Scientific study has discovered that rodents with low nutritional potassium are more prone to experience vascular calcification, that is sign of coronary artery disease. This really is major risk factor for cardiovascular disease.
Growing nutritional potassium, however, was discovered to lessen vascular calcification within the rodents, suggesting that the diet wealthy in potassium may help to avoid cardiovascular disease.
The study team – brought by Yabing Chen, Ph.D., a professor of pathology in the College of Alabama at Birmingham (UAB) – lately reported their findings in JCI Insight.
Cardiovascular disease may be the leading reason for dying for both women and men within the U . s . States, killing around 610,000 people in the united states each year.
Coronary artery disease is really a key risk factor for cardiovascular disease. In coronary artery disease, deposits of fat, cholesterol, calcium, along with other substances accumulate within the arterial blood vessels, developing what is called “plaque.” Plaque hardens with time, restricting bloodstream flow towards the heart.
The brand new research from Prof. Chen and colleagues shows that potassium supplementation might be one method to help combat coronary artery disease and prevent cardiovascular disease.
Potassium and vascular calcification
Potassium is really a mineral that’s considered required for the body. It-not only aids muscle contraction and nerve and cell function, it helps you to regulate the heartbeat.

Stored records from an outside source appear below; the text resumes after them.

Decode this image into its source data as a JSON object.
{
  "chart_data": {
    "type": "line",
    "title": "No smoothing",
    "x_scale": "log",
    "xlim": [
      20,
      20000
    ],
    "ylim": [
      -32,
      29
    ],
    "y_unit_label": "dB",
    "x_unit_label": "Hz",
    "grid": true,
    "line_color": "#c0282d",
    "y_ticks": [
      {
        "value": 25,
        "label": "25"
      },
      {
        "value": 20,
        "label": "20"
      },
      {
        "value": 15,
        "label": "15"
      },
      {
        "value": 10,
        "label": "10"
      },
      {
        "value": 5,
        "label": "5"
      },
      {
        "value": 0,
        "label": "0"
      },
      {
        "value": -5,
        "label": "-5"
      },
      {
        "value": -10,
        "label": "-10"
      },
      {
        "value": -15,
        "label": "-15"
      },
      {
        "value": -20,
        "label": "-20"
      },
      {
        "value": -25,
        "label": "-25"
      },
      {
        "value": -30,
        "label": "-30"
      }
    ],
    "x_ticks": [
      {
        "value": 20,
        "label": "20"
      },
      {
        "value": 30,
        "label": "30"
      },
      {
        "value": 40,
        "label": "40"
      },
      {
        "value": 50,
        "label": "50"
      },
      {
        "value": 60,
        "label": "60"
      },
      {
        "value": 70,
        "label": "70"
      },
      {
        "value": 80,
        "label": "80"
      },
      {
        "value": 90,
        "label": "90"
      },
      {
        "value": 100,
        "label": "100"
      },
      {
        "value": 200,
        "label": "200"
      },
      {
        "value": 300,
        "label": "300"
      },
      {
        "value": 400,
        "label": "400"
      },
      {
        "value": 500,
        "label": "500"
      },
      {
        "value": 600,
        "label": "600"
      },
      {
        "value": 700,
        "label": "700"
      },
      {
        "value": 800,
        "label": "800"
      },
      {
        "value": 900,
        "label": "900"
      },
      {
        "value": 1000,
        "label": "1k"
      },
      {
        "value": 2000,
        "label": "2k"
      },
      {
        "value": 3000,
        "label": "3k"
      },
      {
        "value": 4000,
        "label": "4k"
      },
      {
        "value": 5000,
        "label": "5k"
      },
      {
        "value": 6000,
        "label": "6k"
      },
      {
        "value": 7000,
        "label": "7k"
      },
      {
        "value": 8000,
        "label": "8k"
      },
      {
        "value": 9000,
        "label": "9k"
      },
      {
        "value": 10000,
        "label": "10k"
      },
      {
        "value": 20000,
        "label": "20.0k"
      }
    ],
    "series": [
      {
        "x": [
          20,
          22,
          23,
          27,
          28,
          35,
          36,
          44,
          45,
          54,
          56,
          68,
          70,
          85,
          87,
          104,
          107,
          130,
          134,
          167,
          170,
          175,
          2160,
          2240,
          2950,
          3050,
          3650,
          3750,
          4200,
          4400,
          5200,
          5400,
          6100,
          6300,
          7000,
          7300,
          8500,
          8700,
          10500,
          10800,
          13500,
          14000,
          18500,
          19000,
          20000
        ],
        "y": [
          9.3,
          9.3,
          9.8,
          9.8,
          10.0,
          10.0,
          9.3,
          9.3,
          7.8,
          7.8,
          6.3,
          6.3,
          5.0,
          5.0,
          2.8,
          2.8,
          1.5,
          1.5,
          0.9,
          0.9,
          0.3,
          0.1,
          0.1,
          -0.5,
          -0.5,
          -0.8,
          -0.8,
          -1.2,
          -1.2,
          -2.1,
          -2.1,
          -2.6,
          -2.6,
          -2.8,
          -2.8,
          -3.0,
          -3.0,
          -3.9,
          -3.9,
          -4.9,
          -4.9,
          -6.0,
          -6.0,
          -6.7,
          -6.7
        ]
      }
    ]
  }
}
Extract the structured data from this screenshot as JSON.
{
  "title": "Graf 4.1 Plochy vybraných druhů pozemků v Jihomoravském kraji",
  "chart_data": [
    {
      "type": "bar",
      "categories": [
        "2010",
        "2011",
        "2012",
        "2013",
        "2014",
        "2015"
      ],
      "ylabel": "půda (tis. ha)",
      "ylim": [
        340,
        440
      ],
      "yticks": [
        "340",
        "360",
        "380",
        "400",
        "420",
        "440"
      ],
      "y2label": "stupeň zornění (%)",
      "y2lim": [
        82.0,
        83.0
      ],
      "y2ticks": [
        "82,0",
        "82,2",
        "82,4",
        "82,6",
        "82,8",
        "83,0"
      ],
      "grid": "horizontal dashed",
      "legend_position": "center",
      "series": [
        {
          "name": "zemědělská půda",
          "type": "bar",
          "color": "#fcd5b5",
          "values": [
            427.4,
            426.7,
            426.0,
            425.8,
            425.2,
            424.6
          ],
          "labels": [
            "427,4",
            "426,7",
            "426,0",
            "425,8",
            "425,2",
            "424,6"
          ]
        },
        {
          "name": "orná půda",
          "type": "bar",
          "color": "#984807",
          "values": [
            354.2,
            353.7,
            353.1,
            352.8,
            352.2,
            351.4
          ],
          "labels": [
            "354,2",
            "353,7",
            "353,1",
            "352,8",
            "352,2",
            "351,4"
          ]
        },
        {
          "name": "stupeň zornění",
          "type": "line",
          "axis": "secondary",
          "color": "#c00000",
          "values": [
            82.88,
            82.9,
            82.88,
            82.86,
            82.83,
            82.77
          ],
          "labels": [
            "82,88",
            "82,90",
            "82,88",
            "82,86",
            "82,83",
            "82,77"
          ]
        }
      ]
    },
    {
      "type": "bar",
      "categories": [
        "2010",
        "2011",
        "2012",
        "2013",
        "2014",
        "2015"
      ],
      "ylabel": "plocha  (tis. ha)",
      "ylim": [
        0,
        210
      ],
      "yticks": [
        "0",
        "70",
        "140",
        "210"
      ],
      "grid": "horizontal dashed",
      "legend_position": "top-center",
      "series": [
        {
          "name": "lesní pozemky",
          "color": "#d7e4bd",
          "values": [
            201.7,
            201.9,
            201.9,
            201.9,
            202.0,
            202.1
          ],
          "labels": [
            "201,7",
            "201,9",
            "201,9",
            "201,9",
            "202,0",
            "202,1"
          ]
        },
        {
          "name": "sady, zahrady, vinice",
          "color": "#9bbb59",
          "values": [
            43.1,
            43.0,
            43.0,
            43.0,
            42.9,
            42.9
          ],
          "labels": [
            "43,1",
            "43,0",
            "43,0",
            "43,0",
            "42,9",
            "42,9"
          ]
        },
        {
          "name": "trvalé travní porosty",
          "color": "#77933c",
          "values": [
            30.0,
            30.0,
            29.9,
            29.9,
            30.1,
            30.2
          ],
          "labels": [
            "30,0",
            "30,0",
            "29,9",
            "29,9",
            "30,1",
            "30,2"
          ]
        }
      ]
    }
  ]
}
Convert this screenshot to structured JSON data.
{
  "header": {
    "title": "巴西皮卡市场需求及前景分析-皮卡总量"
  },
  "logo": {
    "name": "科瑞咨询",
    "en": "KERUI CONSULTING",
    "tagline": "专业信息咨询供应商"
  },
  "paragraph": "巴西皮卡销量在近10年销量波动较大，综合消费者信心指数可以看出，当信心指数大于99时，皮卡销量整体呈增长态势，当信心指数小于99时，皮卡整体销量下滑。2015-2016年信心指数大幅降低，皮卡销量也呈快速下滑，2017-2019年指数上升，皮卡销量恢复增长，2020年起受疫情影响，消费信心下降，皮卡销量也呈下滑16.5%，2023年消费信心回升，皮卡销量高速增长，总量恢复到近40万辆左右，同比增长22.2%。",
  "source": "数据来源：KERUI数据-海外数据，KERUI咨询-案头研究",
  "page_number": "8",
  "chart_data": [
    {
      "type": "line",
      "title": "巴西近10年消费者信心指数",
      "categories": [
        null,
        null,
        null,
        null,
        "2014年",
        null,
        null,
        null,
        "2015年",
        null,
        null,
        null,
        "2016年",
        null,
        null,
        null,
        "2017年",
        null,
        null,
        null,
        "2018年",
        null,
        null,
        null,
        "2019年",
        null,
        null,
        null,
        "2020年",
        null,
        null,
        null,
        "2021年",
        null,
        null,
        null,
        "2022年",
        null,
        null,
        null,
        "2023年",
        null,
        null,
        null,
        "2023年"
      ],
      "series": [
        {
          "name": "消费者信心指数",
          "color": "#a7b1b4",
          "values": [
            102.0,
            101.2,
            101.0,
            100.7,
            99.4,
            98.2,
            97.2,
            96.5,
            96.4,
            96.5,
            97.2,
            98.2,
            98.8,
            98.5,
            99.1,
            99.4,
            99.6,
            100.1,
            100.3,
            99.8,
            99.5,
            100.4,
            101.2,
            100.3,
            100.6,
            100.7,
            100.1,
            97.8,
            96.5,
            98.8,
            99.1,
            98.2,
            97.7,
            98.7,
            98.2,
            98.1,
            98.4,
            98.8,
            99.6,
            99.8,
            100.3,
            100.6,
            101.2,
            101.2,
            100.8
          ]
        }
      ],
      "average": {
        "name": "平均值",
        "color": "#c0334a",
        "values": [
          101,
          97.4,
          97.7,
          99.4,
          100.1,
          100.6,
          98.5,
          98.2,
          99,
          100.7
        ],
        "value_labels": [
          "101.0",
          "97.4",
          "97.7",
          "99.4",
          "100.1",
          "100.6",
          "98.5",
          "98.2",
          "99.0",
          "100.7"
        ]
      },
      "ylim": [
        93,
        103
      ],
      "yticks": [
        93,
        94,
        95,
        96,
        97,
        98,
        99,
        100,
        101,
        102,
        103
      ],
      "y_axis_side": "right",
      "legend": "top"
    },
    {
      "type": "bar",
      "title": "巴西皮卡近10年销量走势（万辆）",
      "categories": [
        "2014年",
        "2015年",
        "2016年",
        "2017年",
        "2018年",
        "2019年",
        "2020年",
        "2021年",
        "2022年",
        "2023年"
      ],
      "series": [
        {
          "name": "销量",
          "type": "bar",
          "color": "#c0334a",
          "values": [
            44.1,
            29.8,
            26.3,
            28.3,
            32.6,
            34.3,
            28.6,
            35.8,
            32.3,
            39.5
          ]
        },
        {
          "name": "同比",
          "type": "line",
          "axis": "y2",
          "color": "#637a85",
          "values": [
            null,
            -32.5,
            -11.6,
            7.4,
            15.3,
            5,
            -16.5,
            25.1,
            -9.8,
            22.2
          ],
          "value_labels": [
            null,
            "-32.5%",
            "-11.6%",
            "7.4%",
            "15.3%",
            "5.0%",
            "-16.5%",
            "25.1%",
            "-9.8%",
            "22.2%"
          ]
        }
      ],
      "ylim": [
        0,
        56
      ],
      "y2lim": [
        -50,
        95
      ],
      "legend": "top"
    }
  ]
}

Green spinach along with other leafy vegetables, in addition to taters, carrots, oranges, and grapefruit, a few of the vegetables and fruit which are good causes of potassium. The mineral can also be like a nutritional supplement.
For his or her study, they given rodents high-fat diets supplemented with either low, normal, or high amounts of potassium. The rodents used were deficient inside a protein known as apolipoprotein E, making rodents weaker to coronary artery disease as a result of a higher-fat diet.
They discovered that rodents given a minimal-potassium diet demonstrated a rise in vascular calcification and greater arterial stiffness, while rodents given a higher-potassium diet demonstrated a substantial decrease in both conditions.
They also assessed the results of different potassium levels on cultured vascular smooth muscle tissues from rodents, and also on cultured mix parts of mouse arterial blood vessels.
Study has ‘important translational potential’
The cell culture analysis says via a potassium transport funnel known as the inward rectifier potassium funnel, low-potassium conditions brought to a rise in intracellular calcium in vascular smooth muscle tissues.
Also, they discovered that low potassium triggers the calcium-activated cAMP response element-binding protein (CREB), which increases autophagy – an intracellular degradation process – in cells.
By inhibiting autophagy, they found that they are in a position to prevent calcification in vascular smooth muscle tissues, indicating that autophagy plays a substantial role within the calcification process.
Through their analysis of cultured mix parts of mouse arterial blood vessels and nutritional experiments in live rodents, they confirmed that low potassium can lead to vascular calcification via calcium signaling, CREB, and autophagy. Growing potassium levels, however, could reduce these effects.
While scientific testing on people are actually required to demonstrate the effectiveness of potassium against vascular calcification in humans, they think that their current findings show promise.
“The findings have important translational potential, given that they demonstrate the advantage of sufficient potassium supplementation on protection against vascular calcification in coronary artery disease-prone rodents, and also the adverse aftereffect of low potassium intake.”